Un véritable «bras social»

OPINIONS / L’auteur, Dany Carpentier, est conseiller municipal du district de La Vérendrye à Trois-Rivières.

La Démarche des premiers quartiers a apporté énormément depuis son implantation à Trois-Rivières, grâce à la réalisation de plusieurs projets qui ont touché un grand nombre de citoyens, en particulier ceux des premiers quartiers. Ces quartiers sont devenus aujourd’hui plus vivants et plus attrayants, résultat des efforts importants qui ont été déployés au fil des ans pour concrétiser des projets parfois audacieux et qui sont venus démontrer que des initiatives réalisées sous plusieurs formes (sociales, artistiques, événementielles, citoyennes, économiques, etc.) peuvent se rejoindre sous une même mission générale, soit celle d’améliorer les conditions de vie de nos concitoyens.

Pour avoir œuvré durant de nombreuses années au sein d’un organisme sans but lucratif, ce que j’y ai trouvé de plus motivant, c’est cette liberté de rêver et de créer des projets innovants et pertinents qui viennent justifier amplement notre présence sur le terrain dans notre travail de promotion de visions nouvelles et de démonstration de la force de l’intervention collective. Toute cette action de terrain visant à terme la mise en valeur du potentiel humain. Malheureusement, ceux qui permettent financièrement aux organismes de vivre (les gouvernements via les fonds publics) doivent logiquement planifier et prioriser de grandes orientations avant de décider des objectifs évaluables et finalement des actions à entreprendre dans l’immédiat.

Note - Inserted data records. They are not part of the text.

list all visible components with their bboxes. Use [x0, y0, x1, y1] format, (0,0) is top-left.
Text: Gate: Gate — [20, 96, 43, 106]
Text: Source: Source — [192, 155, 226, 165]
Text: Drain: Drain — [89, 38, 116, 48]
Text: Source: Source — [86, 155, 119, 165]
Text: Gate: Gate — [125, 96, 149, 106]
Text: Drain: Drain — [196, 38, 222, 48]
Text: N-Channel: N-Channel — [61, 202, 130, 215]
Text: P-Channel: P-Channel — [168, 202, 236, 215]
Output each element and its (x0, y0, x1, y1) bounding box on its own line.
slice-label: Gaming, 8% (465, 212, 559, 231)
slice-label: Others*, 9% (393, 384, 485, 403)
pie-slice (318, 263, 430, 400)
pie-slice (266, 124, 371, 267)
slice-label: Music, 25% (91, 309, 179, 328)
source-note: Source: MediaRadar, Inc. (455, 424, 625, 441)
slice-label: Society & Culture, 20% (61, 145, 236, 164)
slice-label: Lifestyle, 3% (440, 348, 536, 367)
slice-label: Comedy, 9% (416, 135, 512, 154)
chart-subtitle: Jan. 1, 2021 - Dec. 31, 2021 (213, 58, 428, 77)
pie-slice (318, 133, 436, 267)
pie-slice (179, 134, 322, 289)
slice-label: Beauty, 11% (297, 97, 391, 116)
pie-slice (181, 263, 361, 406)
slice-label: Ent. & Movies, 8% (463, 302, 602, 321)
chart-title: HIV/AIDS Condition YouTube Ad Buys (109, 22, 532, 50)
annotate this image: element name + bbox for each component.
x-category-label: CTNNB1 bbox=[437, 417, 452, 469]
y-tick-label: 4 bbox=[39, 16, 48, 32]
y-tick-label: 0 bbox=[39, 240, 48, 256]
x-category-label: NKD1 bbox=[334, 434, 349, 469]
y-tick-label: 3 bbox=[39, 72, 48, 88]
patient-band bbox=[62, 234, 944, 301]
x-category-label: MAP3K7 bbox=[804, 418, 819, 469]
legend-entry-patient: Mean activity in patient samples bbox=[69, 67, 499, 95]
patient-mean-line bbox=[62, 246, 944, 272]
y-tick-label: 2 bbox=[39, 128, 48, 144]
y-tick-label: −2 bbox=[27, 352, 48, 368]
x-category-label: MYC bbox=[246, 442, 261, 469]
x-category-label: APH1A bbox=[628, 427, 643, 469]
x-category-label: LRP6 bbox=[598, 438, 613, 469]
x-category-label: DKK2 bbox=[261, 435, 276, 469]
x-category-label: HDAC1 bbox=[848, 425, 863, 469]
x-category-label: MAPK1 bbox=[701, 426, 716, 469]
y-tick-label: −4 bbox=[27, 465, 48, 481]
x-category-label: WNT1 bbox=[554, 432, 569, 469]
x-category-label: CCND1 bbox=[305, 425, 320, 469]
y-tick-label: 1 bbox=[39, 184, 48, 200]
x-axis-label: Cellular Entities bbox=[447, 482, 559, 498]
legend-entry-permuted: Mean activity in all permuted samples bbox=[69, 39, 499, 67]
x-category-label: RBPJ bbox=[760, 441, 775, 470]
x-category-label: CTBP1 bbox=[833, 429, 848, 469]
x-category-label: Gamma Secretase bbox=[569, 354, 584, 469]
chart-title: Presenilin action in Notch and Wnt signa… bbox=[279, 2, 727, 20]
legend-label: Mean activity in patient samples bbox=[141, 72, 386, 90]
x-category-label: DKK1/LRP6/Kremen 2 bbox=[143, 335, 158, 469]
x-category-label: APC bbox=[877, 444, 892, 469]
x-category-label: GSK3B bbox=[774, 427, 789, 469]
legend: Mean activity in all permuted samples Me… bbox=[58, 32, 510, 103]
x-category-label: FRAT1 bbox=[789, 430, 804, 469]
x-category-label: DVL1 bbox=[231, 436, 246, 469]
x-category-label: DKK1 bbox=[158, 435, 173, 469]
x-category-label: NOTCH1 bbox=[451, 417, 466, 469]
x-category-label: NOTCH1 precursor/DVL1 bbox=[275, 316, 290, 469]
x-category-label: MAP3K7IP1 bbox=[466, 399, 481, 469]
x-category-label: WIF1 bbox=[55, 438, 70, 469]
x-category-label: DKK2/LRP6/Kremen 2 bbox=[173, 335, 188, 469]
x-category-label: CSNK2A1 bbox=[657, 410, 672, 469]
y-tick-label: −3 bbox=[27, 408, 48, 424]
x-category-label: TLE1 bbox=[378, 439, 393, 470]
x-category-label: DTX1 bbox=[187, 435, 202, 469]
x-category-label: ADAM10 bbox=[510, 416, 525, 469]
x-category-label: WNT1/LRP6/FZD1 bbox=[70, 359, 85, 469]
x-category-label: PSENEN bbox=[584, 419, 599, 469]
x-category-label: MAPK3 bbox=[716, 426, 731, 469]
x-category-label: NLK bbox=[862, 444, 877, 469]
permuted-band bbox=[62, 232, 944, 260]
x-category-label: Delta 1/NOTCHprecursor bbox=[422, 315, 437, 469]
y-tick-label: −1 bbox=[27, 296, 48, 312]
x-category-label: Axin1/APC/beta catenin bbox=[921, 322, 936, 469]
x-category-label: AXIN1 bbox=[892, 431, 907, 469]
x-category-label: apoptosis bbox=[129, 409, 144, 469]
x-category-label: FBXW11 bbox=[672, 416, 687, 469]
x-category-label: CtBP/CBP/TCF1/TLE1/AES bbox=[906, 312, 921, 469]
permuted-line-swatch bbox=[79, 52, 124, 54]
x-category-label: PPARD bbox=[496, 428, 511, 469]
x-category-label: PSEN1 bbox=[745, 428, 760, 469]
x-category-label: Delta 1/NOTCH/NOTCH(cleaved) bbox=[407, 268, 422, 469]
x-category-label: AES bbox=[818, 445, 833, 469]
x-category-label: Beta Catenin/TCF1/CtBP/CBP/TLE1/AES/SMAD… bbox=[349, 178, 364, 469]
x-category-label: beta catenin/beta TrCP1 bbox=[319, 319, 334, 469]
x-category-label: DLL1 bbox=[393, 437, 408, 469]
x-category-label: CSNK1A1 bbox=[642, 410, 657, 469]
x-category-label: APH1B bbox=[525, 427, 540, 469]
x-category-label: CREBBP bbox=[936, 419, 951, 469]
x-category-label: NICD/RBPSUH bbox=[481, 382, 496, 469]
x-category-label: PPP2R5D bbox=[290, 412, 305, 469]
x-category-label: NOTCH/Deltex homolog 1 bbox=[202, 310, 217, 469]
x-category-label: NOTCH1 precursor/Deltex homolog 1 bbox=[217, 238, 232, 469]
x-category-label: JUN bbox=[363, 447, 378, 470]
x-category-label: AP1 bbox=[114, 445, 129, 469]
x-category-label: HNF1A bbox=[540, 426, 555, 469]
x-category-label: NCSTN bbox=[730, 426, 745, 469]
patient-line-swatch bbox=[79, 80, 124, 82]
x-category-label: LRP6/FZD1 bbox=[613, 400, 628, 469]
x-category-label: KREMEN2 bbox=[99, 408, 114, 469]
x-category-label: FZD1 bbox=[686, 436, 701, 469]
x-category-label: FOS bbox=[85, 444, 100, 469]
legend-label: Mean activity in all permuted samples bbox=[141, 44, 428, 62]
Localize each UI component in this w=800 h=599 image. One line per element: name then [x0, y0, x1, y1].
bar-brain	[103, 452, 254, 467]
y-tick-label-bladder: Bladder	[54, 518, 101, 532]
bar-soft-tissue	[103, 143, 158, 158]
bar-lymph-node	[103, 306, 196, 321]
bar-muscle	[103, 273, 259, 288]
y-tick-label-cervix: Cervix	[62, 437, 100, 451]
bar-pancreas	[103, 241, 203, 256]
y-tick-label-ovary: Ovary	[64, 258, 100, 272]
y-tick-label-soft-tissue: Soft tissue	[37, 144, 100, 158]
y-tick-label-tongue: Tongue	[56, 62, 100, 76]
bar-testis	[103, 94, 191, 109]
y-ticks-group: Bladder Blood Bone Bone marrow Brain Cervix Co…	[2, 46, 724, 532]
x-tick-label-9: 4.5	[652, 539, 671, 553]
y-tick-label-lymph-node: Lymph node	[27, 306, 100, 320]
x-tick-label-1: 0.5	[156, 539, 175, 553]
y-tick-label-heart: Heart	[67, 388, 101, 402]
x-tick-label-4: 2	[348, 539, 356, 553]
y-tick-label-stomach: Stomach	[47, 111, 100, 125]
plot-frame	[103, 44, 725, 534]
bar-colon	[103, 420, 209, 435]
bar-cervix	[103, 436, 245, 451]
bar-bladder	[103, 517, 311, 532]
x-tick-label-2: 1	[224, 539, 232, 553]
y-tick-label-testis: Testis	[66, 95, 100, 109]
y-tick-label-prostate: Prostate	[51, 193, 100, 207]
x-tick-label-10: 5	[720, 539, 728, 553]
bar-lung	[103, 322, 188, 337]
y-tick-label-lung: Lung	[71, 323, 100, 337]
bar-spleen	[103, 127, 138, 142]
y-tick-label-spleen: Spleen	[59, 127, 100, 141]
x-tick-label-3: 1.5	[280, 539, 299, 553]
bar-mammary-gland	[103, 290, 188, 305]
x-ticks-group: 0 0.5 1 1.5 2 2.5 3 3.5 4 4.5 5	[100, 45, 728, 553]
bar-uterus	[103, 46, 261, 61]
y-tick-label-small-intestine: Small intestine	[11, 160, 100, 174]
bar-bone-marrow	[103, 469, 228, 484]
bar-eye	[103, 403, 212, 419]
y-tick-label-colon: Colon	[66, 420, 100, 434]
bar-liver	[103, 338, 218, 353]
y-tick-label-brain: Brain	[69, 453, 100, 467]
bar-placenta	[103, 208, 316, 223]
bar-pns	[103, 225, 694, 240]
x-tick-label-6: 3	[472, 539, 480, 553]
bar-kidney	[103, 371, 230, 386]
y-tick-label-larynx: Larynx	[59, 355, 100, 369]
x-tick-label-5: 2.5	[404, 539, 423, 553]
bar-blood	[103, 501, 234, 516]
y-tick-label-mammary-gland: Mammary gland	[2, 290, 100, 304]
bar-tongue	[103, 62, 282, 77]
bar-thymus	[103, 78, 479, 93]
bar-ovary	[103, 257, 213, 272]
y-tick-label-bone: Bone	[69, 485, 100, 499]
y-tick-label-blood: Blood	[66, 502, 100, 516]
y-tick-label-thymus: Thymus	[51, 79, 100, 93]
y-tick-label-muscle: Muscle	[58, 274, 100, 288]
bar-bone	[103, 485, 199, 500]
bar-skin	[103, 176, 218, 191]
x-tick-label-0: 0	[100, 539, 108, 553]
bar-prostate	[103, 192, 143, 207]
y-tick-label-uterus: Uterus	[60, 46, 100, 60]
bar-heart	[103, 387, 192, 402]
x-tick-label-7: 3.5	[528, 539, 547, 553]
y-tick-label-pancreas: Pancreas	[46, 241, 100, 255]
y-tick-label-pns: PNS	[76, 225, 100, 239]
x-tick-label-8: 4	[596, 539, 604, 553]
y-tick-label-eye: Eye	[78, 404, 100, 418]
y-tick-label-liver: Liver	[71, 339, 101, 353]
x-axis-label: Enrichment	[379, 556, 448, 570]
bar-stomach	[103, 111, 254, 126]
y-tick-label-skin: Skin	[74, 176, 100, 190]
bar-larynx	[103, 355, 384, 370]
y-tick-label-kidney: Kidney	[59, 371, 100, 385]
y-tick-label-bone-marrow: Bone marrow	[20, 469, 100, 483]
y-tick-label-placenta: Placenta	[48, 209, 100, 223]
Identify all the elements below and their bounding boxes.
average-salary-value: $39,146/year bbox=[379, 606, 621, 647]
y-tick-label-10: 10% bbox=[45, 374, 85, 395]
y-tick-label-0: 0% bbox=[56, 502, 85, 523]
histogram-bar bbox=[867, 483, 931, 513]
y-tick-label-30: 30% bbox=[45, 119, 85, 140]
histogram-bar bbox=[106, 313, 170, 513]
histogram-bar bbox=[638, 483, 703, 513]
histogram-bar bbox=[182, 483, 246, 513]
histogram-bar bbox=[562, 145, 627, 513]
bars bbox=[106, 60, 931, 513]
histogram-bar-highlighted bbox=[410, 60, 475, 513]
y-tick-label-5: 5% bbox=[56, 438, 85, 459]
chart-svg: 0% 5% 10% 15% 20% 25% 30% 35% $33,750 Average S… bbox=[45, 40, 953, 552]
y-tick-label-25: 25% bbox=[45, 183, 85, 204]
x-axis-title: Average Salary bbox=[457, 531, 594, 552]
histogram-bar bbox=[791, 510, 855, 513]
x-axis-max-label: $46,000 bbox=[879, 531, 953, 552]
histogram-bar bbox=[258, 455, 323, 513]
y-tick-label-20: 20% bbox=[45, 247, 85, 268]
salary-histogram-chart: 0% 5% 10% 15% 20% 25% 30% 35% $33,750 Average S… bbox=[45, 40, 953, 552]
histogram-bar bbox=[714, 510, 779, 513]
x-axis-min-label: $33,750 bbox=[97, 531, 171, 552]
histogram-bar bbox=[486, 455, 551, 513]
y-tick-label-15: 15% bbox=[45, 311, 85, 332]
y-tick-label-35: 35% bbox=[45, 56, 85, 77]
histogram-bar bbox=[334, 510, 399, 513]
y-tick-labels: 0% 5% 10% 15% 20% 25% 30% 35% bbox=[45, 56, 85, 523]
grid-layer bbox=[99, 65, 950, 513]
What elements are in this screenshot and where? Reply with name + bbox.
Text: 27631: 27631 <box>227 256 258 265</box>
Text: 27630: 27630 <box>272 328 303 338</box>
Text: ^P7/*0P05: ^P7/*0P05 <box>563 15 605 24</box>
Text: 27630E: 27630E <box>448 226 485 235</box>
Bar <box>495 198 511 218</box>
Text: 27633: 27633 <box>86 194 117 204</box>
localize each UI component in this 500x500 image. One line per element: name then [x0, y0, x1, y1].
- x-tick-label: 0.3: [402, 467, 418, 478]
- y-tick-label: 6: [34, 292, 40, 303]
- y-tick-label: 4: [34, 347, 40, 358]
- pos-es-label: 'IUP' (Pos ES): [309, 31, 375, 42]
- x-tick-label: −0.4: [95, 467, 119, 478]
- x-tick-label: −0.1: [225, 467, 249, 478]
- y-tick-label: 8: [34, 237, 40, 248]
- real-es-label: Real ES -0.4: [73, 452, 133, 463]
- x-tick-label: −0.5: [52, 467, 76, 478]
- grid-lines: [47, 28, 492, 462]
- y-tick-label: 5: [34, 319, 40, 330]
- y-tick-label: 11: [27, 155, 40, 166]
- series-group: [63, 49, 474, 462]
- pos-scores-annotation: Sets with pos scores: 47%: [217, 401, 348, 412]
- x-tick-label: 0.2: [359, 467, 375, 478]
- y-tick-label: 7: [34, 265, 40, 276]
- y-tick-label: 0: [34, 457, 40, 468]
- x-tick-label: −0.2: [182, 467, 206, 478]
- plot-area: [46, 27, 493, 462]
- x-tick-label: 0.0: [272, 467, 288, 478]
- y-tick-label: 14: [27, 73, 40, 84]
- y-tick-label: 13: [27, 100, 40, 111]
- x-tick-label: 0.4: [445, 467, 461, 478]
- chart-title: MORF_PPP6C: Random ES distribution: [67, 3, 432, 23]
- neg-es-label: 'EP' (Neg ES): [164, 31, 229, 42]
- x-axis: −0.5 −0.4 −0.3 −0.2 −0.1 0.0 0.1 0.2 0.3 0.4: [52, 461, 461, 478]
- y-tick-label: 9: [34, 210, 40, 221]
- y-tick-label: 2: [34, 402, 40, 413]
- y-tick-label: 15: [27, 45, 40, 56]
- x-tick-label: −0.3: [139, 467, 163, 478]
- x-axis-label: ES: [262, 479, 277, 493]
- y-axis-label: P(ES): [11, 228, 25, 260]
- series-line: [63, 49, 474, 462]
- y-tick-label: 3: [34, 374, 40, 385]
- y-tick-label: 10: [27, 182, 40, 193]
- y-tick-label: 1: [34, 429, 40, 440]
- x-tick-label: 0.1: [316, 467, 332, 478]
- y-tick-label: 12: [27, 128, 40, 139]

Au terme des trois mandats confiés à l’administration municipale qui ont précédé 2017, selon ma perception, le développement social et la revitalisation des premiers quartiers n’ont pas été suffisamment priorisés par le conseil de Ville à Trois-Rivières. Certains diront, avec raison, qu’il fallait d’abord «mettre Trois-Rivières sur la mappe»... Mais ce choix a provoqué un retard dans le secteur «social», puisque les investissements n’étaient vraiment plus disponibles pour répondre à certains autres besoins réels. Nous nous retrouvons donc aujourd’hui devant un manque à gagner avec notamment comme résultat la fermeture éventuelle de la Démarche des premiers quartiers.

Je dois aussi rappeler que, selon mon point de vue, le conseil actuel a pris au sérieux, dès l’automne 2018, le cri d’alarme de cet organisme et a octroyé un fonds d’urgence de même qu’une considération accrue en 2019, et ce, évidemment, sans mettre de côté des principes d’équité entre ses partenaires du milieu et de qualité de services.

En terminant, je réaffirme que je suis de ceux qui sont très reconnaissants de ce que la Démarche des premiers quartiers a apporté à Trois-Rivières depuis 20 ans et que conséquemment, je compte mettre, à titre de conseiller municipal d’un district situé au cœur de notre ville, tous les efforts requis pour que notre ville puisse se doter d’un véritable «bras social», reposant sur un financement accru, un solide leadership basé sur la concertation et la complémentarité de l’ensemble des intervenants, et sur une grande proximité avec les organismes et les citoyens concernés. Parions que l’aspect innovant et pertinent des actions qui a guidé la Démarche des premiers quartiers demeurera, je l’espère de tout cœur.